El líder opositor Henrique Capriles, gobernador del estado de Miranda, encabezó una manifestación en la que condenó de nuevo la violencia, llamó a no protestar en horario nocturno y a no bloquear las calles, al tiempo de exigir rectificaciones al Gobierno y la libertad del dirigente político Leopoldo López.
Capriles, que fue precedido por otros miembros de la oposición como María Corina Machado; el alcalde metropolitano, Antonio Ledezma, y el gobernador de Lara, Henry Falcón, así como de los portavoces universitarios leyó un listado de exigencias junto al líder estudiantil Juan Requesens.
"Queremos la libertad de todos los estudiantes detenidos, queremos la amnistía de todos los estudiantes que han sido sometidos a un proceso judicial", dijo Capriles.
En el listado figura también la exigencia de libertad para López, recluido en una prisión militar desde el martes acusado de varios delitos, entre ellos, asociación para delinquir e instigación y señalado por el Gobierno como causante de la violencia al término de una marcha el pasado 12 de febrero.
En tanto, durante el acto con el que concluyó la marcha de mujeres chavistas, el presidente de Venezuela, Nicolás Maduro, informó que fueron identificados los responsables de colocar el alambre con el que se degolló anoche un joven motociclista al pasar por una barricada, y aseguró que "irán presos".
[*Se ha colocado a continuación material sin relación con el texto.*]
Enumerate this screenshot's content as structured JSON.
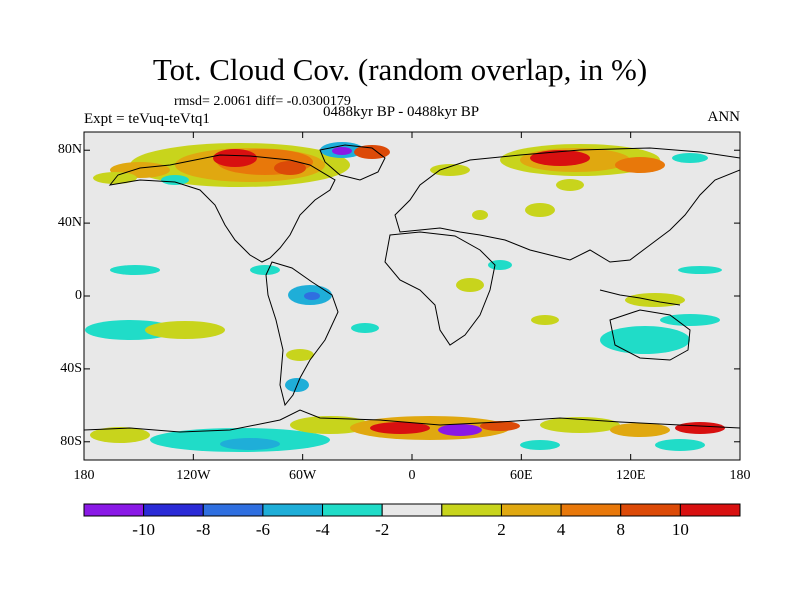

Además, Maduro informó que en un allanamiento se encontraron más de un centenar de armas caseras, y mostró una especie de bomba rellena con clavos. "Les llaman Ben Laden, y las llenan de clavos para tirárselas a la Guardia Nacional y provocar la muerte", aseguró el mandatario.
Una de las mujeres que concurrió al acto, Josefina Lisset, de 54 años, estudiante universitaria gracias a un programa social, consideró: "Venezuela es un país de paz y no puede venir a transformar lo que es. ¿Por qué vienen estos estudiantes? Somos gente de paz. Esperamos que todo se normalice. Que dejen gobernar a este presidente, que fue electo democráticamente".